Subsequently, the lobbying by the municipalities succeeded in getting the programmes extended but have not yet secured major reform.

That mirrors progress on the larger ambitions of urban leaders. As a senior member of the Canada Big Cities Mayors Caucus DeCicco-Best is a long-time proponent of financial re-balancing between the Federal, Provincial and Municipal tiers of government in Canada.

“We are not yet recognised as full partners,” she says. “Cities can be the engine of the economy and the key to Canada achieving world status.”

“We collect a lot of tax income for the provincial and federal governments and very little of it comes back to us for key investments in all our futures.”

Her focus on economics has been widely recognised in Ontario and she was the only city leader to address the Ontario Economic Summit held in 2007.

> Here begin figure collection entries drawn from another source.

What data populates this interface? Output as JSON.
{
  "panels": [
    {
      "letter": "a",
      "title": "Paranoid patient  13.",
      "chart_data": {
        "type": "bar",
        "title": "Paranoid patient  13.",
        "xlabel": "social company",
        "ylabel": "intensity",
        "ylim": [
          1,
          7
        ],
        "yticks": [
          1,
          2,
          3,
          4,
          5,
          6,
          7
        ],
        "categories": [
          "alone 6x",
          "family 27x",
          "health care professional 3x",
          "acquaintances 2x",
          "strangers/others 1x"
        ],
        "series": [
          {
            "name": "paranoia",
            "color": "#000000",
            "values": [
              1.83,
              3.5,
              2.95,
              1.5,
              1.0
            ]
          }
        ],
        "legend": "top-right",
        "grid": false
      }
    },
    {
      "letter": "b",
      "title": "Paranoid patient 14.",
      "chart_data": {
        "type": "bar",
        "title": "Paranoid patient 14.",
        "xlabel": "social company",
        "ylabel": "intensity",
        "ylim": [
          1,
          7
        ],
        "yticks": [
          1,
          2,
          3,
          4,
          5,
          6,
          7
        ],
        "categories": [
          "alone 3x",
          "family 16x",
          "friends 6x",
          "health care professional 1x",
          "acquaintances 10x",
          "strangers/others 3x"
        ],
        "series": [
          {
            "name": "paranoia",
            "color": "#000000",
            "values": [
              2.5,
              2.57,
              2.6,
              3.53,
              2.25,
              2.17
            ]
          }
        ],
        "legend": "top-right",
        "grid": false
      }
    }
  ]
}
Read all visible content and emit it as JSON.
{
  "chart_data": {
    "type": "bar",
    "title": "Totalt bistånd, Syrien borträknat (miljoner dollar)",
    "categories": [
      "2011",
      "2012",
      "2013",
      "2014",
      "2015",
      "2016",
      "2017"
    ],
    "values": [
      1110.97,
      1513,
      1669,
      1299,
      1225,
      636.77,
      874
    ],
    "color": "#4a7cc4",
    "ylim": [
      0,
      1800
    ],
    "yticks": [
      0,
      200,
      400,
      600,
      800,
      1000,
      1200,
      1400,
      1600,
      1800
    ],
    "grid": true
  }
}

The Mayor and the council have worked closely with the University of Western Ontario to strengthen the city by maximising the advantage of being one of Canada’s foremost higher education and research centers. Six academics from the university sit on her Mayors Sustainable Energy Council including Nobel Prize winner Professor Gordon McBean. Promoting and expanding University of Western Ontario’s strong position in the life sciences sector and more broadly in Canadian society is critical to the London economic strategy.

A recipient of a Distinguished Alumni Award from Fanshawe College for her on-going contribution to the community, Anne Marie DeCicco-Best says she will decide on whether or not to seek a fourth term by early 2010. “I have to make a career plan for the next part of my life and l will only considering running for another four years as mayor if l think l still have something to contribute.”